18 juli 1950

Vandaag liep ik te wandelen en ik dacht: hoe ben ik zo geworden? Waarom moet ik voelen dat ik niemand van deze mensen nodig heb? Ik kan zonder hen leven. Ik hou niet van ze, noch van hun levens. Ik kijk veel liever naar de schilderijen van Van Gogh…

Tegelijk doet het ook pijn dat er hier niemand is met wie ik werkelijk kan praten, buiten twee of drie oude vrienden. Leo, Algis, Adolfas – we hebben elkaar niets meer te zeggen, we zitten zwijgend bij elkaar, als drie steile bergen, we hebben elkaar alles al gezegd.

Dus ga ik de straat op, hopend op genade.

Het is moeilijk. Het doet pijn om alleen te wandelen.

Gisteren heb ik de hele avond op de stenen trap voor het huis gezeten, naar de straat gekeken, naar de verre lichten in de haven, de roze avondwolken, de smerige voortuin. Ik nam de avond in me op, in een poging de wurgende pijn te stillen. Ik wist wel dat dit een gemiddelde, smerige buurt was. Dat die niets te maken had met wat het leven echt is. Maar ik hunkerde echt naar een vorm van leven. Zoals een gore kop koffie drinken in een groezelige lunchroom.
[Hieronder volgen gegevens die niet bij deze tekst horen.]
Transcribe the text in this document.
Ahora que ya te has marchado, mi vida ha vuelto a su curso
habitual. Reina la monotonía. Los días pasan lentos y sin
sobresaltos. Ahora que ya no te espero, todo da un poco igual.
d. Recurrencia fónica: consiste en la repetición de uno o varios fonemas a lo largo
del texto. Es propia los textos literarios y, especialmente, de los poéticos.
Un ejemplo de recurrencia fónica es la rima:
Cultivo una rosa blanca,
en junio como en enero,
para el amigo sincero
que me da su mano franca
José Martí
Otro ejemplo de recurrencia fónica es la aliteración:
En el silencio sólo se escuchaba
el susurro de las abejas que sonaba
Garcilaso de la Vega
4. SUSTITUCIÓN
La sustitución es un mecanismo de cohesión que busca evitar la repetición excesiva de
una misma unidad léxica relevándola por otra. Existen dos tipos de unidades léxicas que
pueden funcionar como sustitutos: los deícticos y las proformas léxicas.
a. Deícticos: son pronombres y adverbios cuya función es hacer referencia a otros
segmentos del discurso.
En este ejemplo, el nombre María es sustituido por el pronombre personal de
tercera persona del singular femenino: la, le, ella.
Het leek alsof mijn eenzaamheid opsteeg uit elk object, uit de vieze zwarte daken, de lucht, de snippers papier op straat.

Ik kon door deze straten blijven lopen, langs de rivierkade, doelloos en gevoelloos – zoals ik zovele avonden hier had gedaan – gewoon ik en de stad. Geen geleste dorst, een en dezelfde eenzaamheid.

Maar vanavond, deze avond, wilde ik dat niet weer gaan doen. Ik zat hier gewoon en ik staarde, zonder werkelijk iets te willen zien. Staren – dat is oké. Een bevroren pijn. Ik wilde geen gedachten denken.